Cardiac myocytes metabolism plays a key role in the efficient contraction and relaxation of the heart muscle fiber. Every cell in the body uses fuel to produce energy so that it can function properly and divide. Unlike the rest of the body cells, the cardiac myocytes can employ four different types of fuel, with which their mitochondria generate adenosine triphosphate (ATP). These fuels are sugar (glucose), ketone bodies, fatty acid, and lactate, which are metabolically processed by the cells mitochondria to obtain the energy needed for the myocardium cells contraction. Red blood cells and liver hepatocytes can only use glucose, while nerve cells employs glucose and ketone bodies as fuel. Thus, the heart muscle cells are the most metabolically flexible of them all.

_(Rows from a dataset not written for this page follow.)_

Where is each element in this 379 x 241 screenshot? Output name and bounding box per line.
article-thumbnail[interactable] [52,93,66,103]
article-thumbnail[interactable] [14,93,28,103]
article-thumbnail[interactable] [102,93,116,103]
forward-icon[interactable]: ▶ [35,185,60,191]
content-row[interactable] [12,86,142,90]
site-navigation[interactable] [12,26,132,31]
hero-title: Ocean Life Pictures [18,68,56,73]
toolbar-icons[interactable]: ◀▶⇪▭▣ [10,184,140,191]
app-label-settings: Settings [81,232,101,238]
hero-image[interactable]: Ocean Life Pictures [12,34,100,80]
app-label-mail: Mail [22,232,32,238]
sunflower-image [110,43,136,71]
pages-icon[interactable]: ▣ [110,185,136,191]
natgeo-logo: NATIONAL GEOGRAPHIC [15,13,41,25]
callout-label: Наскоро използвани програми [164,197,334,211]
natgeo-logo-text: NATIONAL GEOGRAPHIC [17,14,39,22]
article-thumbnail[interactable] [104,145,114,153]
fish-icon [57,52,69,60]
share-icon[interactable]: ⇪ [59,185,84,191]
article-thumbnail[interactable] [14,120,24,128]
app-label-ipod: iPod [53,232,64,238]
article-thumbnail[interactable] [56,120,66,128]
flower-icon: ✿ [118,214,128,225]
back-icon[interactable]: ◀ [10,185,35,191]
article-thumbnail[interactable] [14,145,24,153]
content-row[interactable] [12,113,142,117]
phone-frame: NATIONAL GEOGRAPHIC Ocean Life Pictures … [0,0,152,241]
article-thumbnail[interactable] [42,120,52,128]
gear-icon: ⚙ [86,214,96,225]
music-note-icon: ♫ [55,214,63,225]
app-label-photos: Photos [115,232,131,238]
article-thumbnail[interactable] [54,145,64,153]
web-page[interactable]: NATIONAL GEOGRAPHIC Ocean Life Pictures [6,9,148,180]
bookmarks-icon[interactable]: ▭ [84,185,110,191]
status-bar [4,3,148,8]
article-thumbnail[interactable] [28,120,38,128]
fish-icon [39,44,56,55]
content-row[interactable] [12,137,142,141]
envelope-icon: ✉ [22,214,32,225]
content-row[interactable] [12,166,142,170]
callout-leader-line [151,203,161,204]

When the individual eats high amounts of carbohydrate in their meal, the heart muscle cells can adapt to burn the simplest form of carbs as fuel, which is glucose (sugar), to produce ATP through a process known as glycolysis to obtain pyruvate, which is further metabolized in the Creb's cycle of the mitochondria to produce ATP. However, when man is not eating carbohydrates (bread, potatoes, sugar, etc) but only meat, entrails, butter, and cheese, or when he is fasting, his heart myocytes can quickly and easily adapt to consume either fatty acids or ketone bodies, such as β-hydroxybuterate and acetoacetate, as sources of fuel to burn for the generation of energy. Ketone bodies is produced by the liver cells mitochondria from fatty acid, which derives from the saturated fat contained in the butter, meat, entrails, etc, man eats.
The fourth type of fuel the heart muscle cells employ is lactate, which a salt of lactic acid. Lactate can replace glucose as it becomes an alternative fuel during physical exercises, when concentrations of lactate in the bloodstream increase. Lactate is the byproduct of the skeletal muscle cells glycolysis. Although skeletal muscle fibers cannot use lactate as fuel (because is causes cramp), the myocardium cells can utilize it as fuel as long as they have enough oxygen available. This is so, because myocyte mitochondria can produce enough ATP for the myocardium contraction only in aerobic conditions (with plenty of oxygen).
Myocyte oxygen consumption increases sharply when the frequency of contraction (heart rate) and force of contraction are increased. Under these physiological circumstances, more oxygen must be delivered to the heart by the coronary arteries circulation to supply the myocytes metabolic demands. Biochemical messengers dilate the coronary blood vessels to allow additional blood flow and, with it, oxygen in greater amount.